Different techniques of valgus angulation osteotomies have been described. All of them have two things in common; extensive pre operative planning and removal of wedges from the proximal femur. Our technique involves an oblique osteotomy just below the lesser trochanter and no wedges are taken. A greater degree of correction can be achieved with a more oblique osteotomy. A good area of contact at the osteotomy site can be maintained with an oblique osteotomy with minimal lateral displacement of the distal fragment and without significant opening up of the medial side as evident from Figures 5 and 6.
Subtrochanteric osteotomy was chosen to avoid compromising the lateral wall fragment with a proximal osteotomy especially in extracapsular fractures. A very low subtrochanteric osteotomy should be avoided as it will be through the cortical bone where union rates are less predictable and nonunion at the osteotomy site have been reported .
With an oblique osteotomy the distal fragment becomes free and can be laterally translated with ease along the osteotomy surface maintaining adequate contact with the proximal fragment. When the limb is brought to neutral, the neck shaft angle is restored to the barrel plate angle and the Pauwel angle at the fracture site is reduced due to the combination of valgus angulation of the proximal fragment and lateral displacement of the distal fragment.
Removing wedges may hinder limb length restoration and requires careful planning and templating to avoid the same. It also increases the surgical time and the blood loss.
Valgus osteotomy has a high success rate and good reproducibility among the augmentation techniques described for a femoral neck nonunion . It is especially useful in younger individuals where a replacement surgery may not be the best option. Literature on nonunion of extracapsular fractures is sparse as these fractures commonly malunite rather than going for nonunion. While union in intracapsular fractures is complicated by biological and mechanical factors, the problem with extracapsular fractures is mainly mechanical. The applicability of valgus osteotomy in both intra and extracapsular fractures is based on similar principles.
Muller  has insisted on reducing the fracture angle to less than 25 degrees to achieve consistent results though other authors have reported otherwise. We did not set any preliminary targets but aimed to bring the Pauwel’s angle to around 30 degrees with the obliquity of the osteotomy. An osteotomy not only helps by improving the biomechanics but it also improves the hemodynamics at the nonunion site. A more horizontal fracture angle was achieved in all patients and they progressed to successful union. The limb shortening was brought to less than 1 cm in all patients. 4 patients had a trendelenberg lurch which may be due to the loss of abductor lever arm.
Valgus osteotomies using blade plates have been described by several authors [6–9]. Blade plates have excellent rotational control but are technically difficult to use. The dynamic hip screw is an excellent implant in this situation. It allows application of static compression during surgery with the coupling screw and also allows controlled dynamic collapse at the fracture site maintaining the neck shaft angle. The only drawback is the suboptimal rotational stability and rotational stress which may occur during reaming.

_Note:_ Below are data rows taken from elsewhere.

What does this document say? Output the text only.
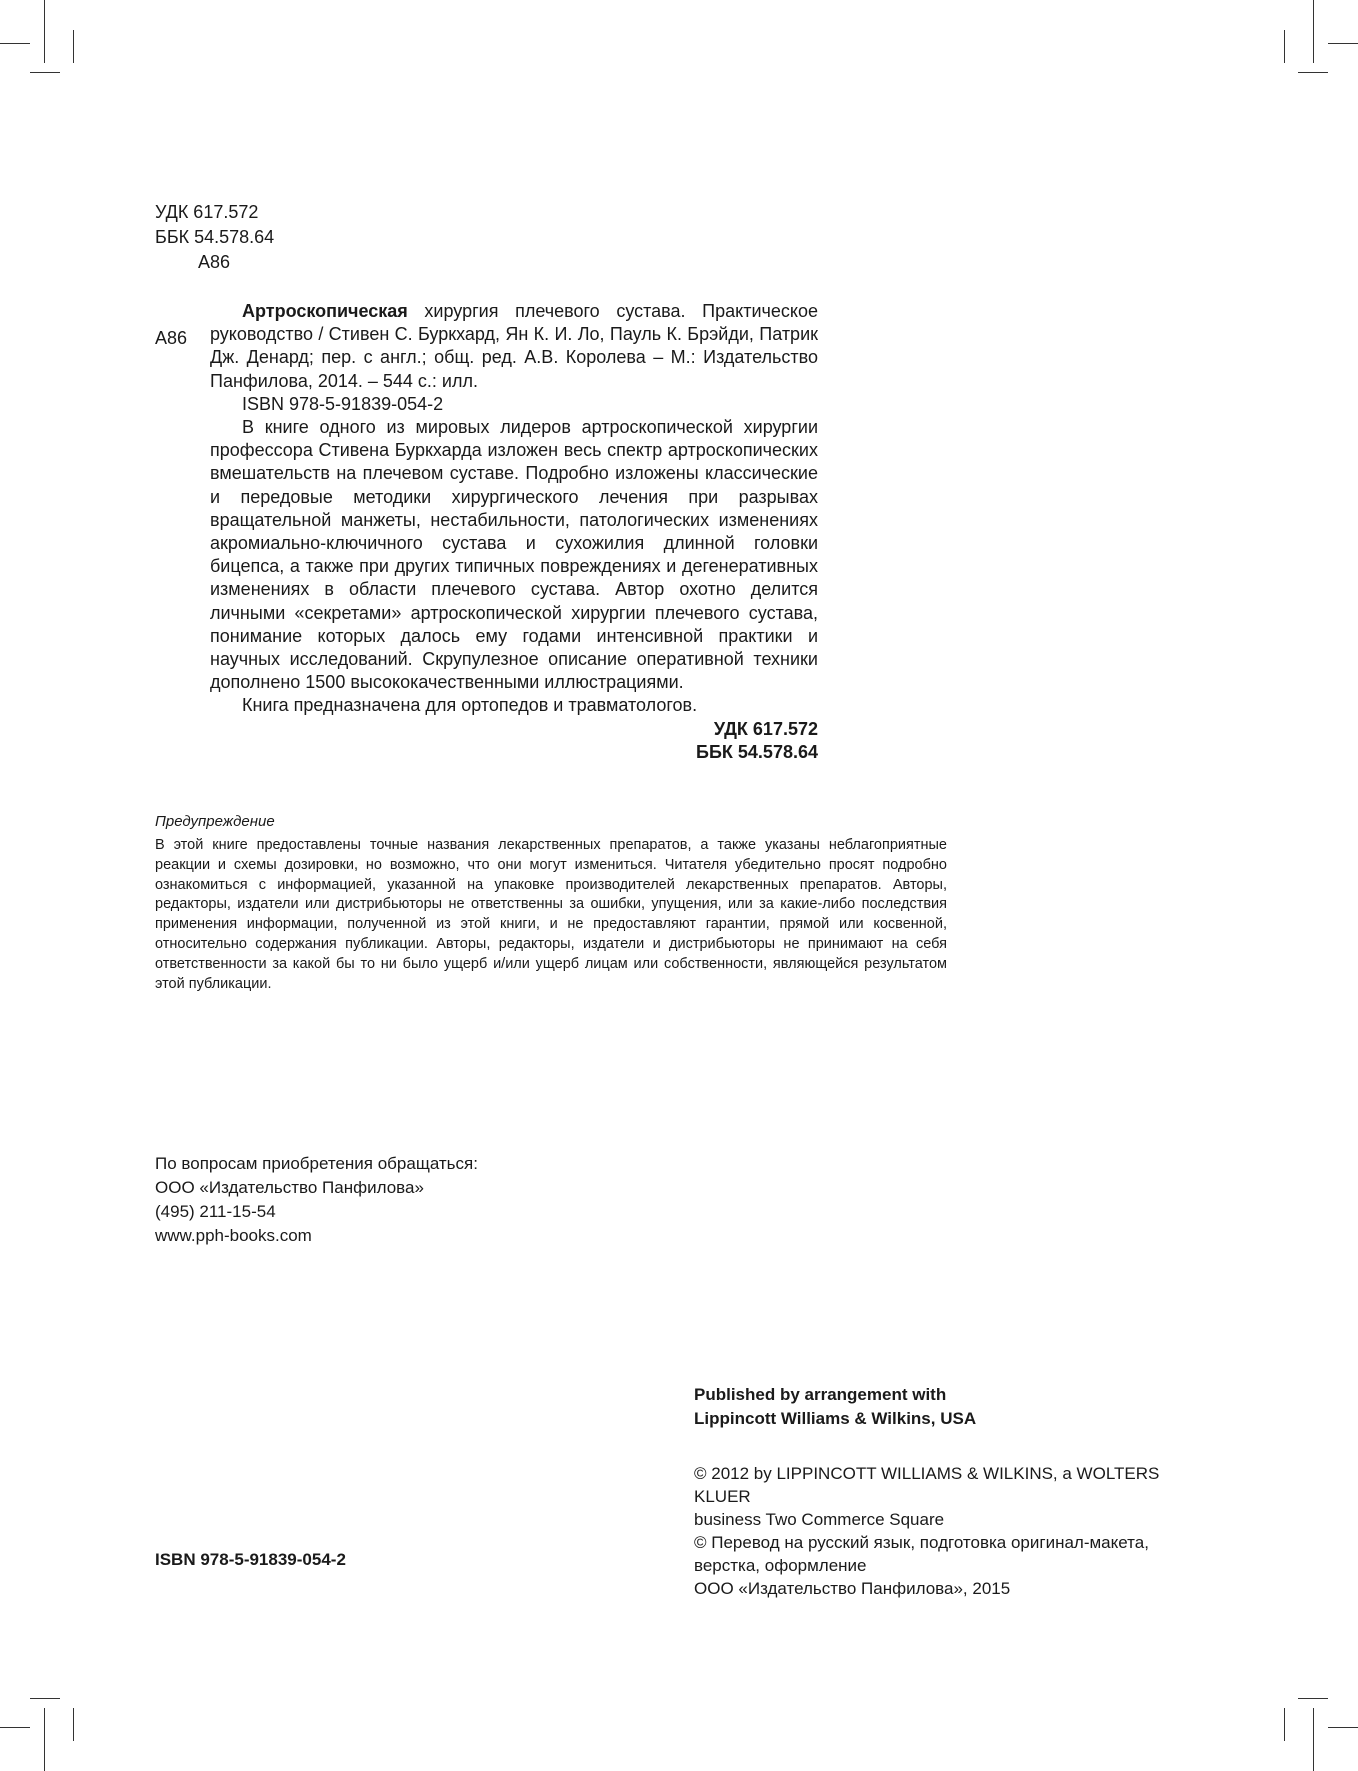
УДК 617.572
ББК 54.578.64
А86
А86

Артроскопическая хирургия плечевого сустава. Практическое руководство / Стивен С. Буркхард, Ян К. И. Ло, Пауль К. Брэйди, Патрик Дж. Денард; пер. с англ.; общ. ред. А.В. Королева – М.: Издательство Панфилова, 2014. – 544 с.: илл.

ISBN 978-5-91839-054-2

В книге одного из мировых лидеров артроскопической хирургии профессора Стивена Буркхарда изложен весь спектр артроскопических вмешательств на плечевом суставе. Подробно изложены классические и передовые методики хирургического лечения при разрывах вращательной манжеты, нестабильности, патологических изменениях акромиально-ключичного сустава и сухожилия длинной головки бицепса, а также при других типичных повреждениях и дегенеративных изменениях в области плечевого сустава. Автор охотно делится личными «секретами» артроскопической хирургии плечевого сустава, понимание которых далось ему годами интенсивной практики и научных исследований. Скрупулезное описание оперативной техники дополнено 1500 высококачественными иллюстрациями.

Книга предназначена для ортопедов и травматологов.

УДК 617.572

ББК 54.578.64

Предупреждение

В этой книге предоставлены точные названия лекарственных препаратов, а также указаны неблагоприятные реакции и схемы дозировки, но возможно, что они могут измениться. Читателя убедительно просят подробно ознакомиться с информацией, указанной на упаковке производителей лекарственных препаратов. Авторы, редакторы, издатели или дистрибьюторы не ответственны за ошибки, упущения, или за какие-либо последствия применения информации, полученной из этой книги, и не предоставляют гарантии, прямой или косвенной, относительно содержания публикации. Авторы, редакторы, издатели и дистрибьюторы не принимают на себя ответственности за какой бы то ни было ущерб и/или ущерб лицам или собственности, являющейся результатом этой публикации.

По вопросам приобретения обращаться:
ООО «Издательство Панфилова»
(495) 211-15-54
www.pph-books.com
Published by arrangement with
Lippincott Williams & Wilkins, USA
© 2012 by LIPPINCOTT WILLIAMS & WILKINS, a WOLTERS KLUER
business Two Commerce Square
© Перевод на русский язык, подготовка оригинал-макета,
верстка, оформление
ООО «Издательство Панфилова», 2015
ISBN 978-5-91839-054-2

Both these problems were addressed in our series to an extent by using an anti rotation screw along with the DHS in intracapsular fractures.
Recent articles on valgus osteotomies at the intertrochanteric level with DHS fixation has been described by Hartford et al., 2005  and Schoenfeld et al., 2006 . Both techniques in the own words of the authors required extensive pre operative sketching and templating to achieve the desired result. While Schoenfeld et al. removed a partial thickness wedge to minimise limb length discrepancy Hartford et al. used a full thickness laterally based wedge.

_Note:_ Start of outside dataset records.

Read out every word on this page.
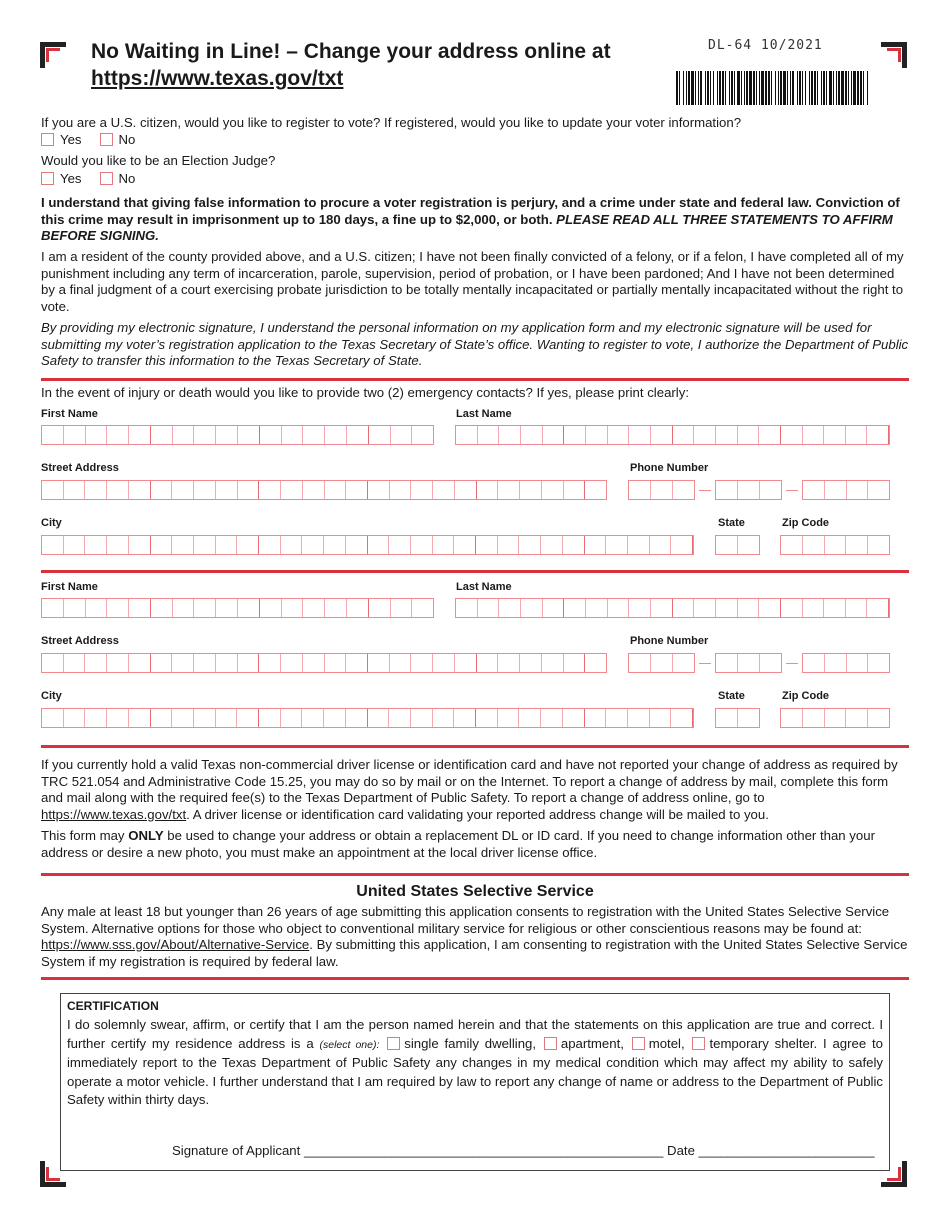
No Waiting in Line! – Change your address online at
https://www.texas.gov/txt
DL-64 10/2021
If you are a U.S. citizen, would you like to register to vote? If registered, would you like to update your voter information?
Yes	No
Would you like to be an Election Judge?
Yes	No
I understand that giving false information to procure a voter registration is perjury, and a crime under state and federal law. Conviction of this crime may result in imprisonment up to 180 days, a fine up to $2,000, or both. PLEASE READ ALL THREE STATEMENTS TO AFFIRM BEFORE SIGNING.
I am a resident of the county provided above, and a U.S. citizen; I have not been finally convicted of a felony, or if a felon, I have completed all of my punishment including any term of incarceration, parole, supervision, period of probation, or I have been pardoned; And I have not been determined by a final judgment of a court exercising probate jurisdiction to be totally mentally incapacitated or partially mentally incapacitated without the right to vote.
By providing my electronic signature, I understand the personal information on my application form and my electronic signature will be used for submitting my voter’s registration application to the Texas Secretary of State’s office. Wanting to register to vote, I authorize the Department of Public Safety to transfer this information to the Texas Secretary of State.
In the event of injury or death would you like to provide two (2) emergency contacts? If yes, please print clearly:
First Name	Last Name
Street Address	Phone Number
City	State	Zip Code
First Name	Last Name
Street Address	Phone Number
City	State	Zip Code
If you currently hold a valid Texas non-commercial driver license or identification card and have not reported your change of address as required by TRC 521.054 and Administrative Code 15.25, you may do so by mail or on the Internet. To report a change of address by mail, complete this form and mail along with the required fee(s) to the Texas Department of Public Safety. To report a change of address online, go to https://www.texas.gov/txt. A driver license or identification card validating your reported address change will be mailed to you.
This form may ONLY be used to change your address or obtain a replacement DL or ID card. If you need to change information other than your address or desire a new photo, you must make an appointment at the local driver license office.
United States Selective Service
Any male at least 18 but younger than 26 years of age submitting this application consents to registration with the United States Selective Service System. Alternative options for those who object to conventional military service for religious or other conscientious reasons may be found at: https://www.sss.gov/About/Alternative-Service. By submitting this application, I am consenting to registration with the United States Selective Service System if my registration is required by federal law.
CERTIFICATION
I do solemnly swear, affirm, or certify that I am the person named herein and that the statements on this application are true and correct. I further certify my residence address is a (select one): single family dwelling, apartment, motel, temporary shelter. I agree to immediately report to the Texas Department of Public Safety any changes in my medical condition which may affect my ability to safely operate a motor vehicle. I further understand that I am required by law to report any change of name or address to the Department of Public Safety within thirty days.
Signature of Applicant _________________________________________________ Date ________________________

Schoenfeld et al. also noted that the partial thickness wedge osteotomy may decrease the surface area of contact and may increase the chances of implant failure. Though the post operative Pauwel’s angle was much lesser in their series, the final clinical, radiological and functional results were much similar to the current series. While Shoenfeld achieved a good limb length restoration with his technique, the mean post operative mean limb length discrepancy in the series by Hartford et al. was 1 cm probably because of the full thickness wedge technique they had used. Surgical time and blood loss were significantly lesser in our series compared to techniques described by these two authors.

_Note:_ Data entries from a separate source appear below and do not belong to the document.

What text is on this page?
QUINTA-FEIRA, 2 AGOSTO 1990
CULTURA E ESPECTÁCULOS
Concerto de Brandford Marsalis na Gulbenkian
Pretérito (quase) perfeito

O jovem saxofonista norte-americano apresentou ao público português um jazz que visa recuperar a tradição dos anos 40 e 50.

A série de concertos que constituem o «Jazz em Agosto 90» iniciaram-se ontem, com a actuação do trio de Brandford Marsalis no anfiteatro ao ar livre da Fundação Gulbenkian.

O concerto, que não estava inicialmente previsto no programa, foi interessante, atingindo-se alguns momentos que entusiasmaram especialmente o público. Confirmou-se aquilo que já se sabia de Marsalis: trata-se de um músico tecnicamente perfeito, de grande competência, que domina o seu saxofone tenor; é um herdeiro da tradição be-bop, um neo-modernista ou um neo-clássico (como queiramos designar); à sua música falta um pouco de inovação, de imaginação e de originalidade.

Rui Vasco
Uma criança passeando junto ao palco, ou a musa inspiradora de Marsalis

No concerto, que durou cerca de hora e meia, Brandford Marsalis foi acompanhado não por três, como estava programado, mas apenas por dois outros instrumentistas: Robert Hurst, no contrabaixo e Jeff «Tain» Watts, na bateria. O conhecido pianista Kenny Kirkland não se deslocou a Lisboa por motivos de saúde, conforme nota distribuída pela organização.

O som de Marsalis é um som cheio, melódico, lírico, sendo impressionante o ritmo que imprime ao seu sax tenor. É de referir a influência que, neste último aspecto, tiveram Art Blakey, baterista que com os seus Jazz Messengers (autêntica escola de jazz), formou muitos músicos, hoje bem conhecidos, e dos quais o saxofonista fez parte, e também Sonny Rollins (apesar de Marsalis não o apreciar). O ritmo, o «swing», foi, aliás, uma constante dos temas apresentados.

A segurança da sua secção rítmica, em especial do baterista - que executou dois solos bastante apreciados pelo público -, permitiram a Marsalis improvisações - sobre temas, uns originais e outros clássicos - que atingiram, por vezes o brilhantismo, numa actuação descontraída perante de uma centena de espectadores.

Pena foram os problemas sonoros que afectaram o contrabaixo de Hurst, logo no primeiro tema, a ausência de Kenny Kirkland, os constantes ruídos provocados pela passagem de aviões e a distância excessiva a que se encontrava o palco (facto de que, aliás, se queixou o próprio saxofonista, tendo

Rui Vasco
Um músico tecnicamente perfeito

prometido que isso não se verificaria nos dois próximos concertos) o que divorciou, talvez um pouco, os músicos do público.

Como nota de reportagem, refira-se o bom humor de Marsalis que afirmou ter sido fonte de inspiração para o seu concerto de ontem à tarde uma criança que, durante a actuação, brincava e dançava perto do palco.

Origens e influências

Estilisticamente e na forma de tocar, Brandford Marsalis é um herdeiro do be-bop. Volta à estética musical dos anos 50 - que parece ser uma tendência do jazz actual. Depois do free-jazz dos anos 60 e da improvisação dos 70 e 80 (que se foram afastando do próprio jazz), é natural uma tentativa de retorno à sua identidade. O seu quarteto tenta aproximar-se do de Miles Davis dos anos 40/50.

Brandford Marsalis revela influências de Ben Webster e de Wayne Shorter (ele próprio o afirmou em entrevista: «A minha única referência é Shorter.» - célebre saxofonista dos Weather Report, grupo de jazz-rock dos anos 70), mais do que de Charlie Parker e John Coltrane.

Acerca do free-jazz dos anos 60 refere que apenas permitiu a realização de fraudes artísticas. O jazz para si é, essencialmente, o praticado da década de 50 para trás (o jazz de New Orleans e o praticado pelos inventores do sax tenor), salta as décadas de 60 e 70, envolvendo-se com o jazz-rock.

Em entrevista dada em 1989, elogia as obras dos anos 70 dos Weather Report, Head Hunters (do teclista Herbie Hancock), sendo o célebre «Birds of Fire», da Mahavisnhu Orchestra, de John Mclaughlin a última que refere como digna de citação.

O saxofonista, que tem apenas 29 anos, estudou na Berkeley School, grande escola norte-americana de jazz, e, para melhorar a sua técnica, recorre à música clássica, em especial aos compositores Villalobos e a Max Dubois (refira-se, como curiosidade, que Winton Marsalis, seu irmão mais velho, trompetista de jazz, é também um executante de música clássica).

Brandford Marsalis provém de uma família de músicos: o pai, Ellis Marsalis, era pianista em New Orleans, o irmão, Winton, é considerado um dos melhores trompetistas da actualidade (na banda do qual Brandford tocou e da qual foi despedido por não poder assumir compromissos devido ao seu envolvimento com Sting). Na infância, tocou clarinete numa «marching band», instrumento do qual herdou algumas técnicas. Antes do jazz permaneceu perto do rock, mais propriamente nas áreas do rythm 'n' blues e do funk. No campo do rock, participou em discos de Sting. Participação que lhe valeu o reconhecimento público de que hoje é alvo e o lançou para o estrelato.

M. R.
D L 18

To conclude, valgus osteotomy with DHS fixation is a useful technique for varus proximal femur nonunion in younger patients. Improving the biomechanics at the nonunion site coupled with a stable fixation yields good consistent results regarding union. The sliding osteotomy technique is simple, saves surgical time, minimises blood loss and helps in limb length restoration. No elaborate planning and wedge removal are required to achieve the desired results.